Current Reads

Killer Rubber Duckies

Environmental activists examine check out the danger of rubber ducks.

Book Cover In their eye-opening new book Slow Death by Rubber Duck: The Secret Danger of Everyday Things (Counterpoint), Canadian environmental activists Rick Smith and Bruce Lourie quote from Rachel Carson’s Silent Spring:
“For the first time in the history of the world every human being is now subjected to contact with dangerous chemicals from the moment of conception until death.” That was 1962. Let’s see how we are doing today.
Over a four-day period, Smith and Lourie conducted an experiment ingesting and inhaling various commonplace things that surround us all, measuring and comparing the before/after pollution load. And part of this alarming story is the danger posed by seven familiar everyday substances.

The authors conclude:
In many ways, this new and exciting public concern with toxic chemicals in consumer products is the flip side of the global warming coin.
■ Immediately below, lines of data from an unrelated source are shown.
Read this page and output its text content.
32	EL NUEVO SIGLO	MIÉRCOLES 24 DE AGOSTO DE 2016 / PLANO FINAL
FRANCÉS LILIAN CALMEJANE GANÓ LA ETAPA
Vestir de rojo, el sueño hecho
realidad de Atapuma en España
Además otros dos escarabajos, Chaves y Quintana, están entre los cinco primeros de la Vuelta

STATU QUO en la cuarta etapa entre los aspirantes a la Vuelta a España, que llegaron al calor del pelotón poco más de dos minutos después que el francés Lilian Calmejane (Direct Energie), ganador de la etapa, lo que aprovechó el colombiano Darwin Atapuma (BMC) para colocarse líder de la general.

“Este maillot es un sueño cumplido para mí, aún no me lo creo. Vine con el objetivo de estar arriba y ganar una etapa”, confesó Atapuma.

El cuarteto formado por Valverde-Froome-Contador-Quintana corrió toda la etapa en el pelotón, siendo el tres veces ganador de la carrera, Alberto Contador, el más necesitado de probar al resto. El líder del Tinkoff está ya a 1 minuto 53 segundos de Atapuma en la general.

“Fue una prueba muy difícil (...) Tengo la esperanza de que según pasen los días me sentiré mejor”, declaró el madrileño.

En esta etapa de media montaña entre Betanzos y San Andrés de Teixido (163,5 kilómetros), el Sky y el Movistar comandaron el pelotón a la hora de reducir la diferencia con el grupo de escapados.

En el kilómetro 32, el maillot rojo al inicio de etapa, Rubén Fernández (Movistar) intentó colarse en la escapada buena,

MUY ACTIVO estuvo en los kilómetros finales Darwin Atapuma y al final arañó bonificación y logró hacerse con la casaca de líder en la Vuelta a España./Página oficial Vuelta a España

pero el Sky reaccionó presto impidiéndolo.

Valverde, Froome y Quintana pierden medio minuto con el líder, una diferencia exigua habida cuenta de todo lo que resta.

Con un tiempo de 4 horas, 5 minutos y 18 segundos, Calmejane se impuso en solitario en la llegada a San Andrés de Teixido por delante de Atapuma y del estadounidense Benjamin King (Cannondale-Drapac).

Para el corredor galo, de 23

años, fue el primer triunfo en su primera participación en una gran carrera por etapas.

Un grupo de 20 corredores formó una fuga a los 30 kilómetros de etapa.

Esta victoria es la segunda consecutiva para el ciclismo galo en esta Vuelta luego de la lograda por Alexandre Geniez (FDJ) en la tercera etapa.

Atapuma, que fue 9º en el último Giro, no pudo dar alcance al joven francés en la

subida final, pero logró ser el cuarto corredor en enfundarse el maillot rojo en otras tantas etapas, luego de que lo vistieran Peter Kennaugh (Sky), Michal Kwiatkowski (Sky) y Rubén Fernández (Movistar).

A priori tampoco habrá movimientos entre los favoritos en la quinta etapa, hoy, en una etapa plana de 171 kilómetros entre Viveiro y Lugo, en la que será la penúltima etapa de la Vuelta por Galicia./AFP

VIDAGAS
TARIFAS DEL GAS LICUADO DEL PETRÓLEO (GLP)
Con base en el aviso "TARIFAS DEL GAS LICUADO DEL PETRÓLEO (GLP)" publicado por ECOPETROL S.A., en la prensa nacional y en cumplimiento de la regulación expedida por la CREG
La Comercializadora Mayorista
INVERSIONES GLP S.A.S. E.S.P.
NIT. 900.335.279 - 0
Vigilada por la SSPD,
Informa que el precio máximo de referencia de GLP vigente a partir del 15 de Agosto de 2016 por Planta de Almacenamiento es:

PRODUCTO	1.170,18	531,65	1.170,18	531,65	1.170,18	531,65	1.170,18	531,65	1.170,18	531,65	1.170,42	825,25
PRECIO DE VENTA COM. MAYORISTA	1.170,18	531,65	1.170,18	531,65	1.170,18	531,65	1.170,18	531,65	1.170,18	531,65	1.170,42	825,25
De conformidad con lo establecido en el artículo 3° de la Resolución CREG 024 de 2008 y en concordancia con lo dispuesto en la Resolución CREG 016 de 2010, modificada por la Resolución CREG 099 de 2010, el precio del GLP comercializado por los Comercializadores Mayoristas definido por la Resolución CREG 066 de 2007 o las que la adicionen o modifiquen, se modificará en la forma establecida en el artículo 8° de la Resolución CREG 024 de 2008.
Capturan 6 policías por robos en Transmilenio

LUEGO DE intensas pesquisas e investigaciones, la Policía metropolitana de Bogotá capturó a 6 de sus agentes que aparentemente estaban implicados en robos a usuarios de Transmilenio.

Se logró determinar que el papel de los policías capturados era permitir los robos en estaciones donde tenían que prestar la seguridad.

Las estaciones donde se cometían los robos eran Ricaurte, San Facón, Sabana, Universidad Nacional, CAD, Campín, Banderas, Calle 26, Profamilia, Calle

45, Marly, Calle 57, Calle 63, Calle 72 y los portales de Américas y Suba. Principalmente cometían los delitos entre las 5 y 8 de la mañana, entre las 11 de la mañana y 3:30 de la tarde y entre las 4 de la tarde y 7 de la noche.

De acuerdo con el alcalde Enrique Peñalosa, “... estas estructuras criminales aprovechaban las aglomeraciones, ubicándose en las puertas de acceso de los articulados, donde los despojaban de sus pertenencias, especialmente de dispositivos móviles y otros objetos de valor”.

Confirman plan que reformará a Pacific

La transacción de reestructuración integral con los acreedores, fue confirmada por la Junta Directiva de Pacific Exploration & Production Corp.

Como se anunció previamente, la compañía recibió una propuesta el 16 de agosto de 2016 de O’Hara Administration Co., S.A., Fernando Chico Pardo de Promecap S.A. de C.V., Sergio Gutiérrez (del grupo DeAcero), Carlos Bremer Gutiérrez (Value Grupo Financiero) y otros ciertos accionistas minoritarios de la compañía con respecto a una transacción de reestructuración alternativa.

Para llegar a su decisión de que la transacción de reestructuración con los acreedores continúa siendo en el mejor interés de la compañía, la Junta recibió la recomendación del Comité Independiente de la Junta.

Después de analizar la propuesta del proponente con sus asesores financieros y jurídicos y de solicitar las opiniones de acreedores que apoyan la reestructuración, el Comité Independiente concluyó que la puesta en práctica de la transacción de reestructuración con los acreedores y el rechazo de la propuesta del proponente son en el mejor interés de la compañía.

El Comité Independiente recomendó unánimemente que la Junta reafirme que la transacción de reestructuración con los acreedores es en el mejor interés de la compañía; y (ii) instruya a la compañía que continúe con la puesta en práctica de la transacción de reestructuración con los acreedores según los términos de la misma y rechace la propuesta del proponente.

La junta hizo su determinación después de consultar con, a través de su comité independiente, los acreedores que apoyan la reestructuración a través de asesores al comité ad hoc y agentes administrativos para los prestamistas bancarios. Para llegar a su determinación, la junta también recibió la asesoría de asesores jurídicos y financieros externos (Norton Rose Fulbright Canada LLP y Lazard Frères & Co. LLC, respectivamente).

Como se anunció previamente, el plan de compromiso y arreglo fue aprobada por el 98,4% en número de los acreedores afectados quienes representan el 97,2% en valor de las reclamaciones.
Where global warming is a huge problem necessitating ecosystem level solutions, the clean up of toxic chemicals begins at home. The sources of our pollution are readily identifiable and they are often innocuous household icons such as rubber ducks and baby bottles. We try in this book with our self-experimentation, to tell the story of this very personal kind of pollution in an engaging way. We hope it builds on the rich tradition of our own pollution fighting heroes and heroines who kicked back at corporate complacency and the nay saying status quo, allowing us to imagine a safer toxin free world for our children.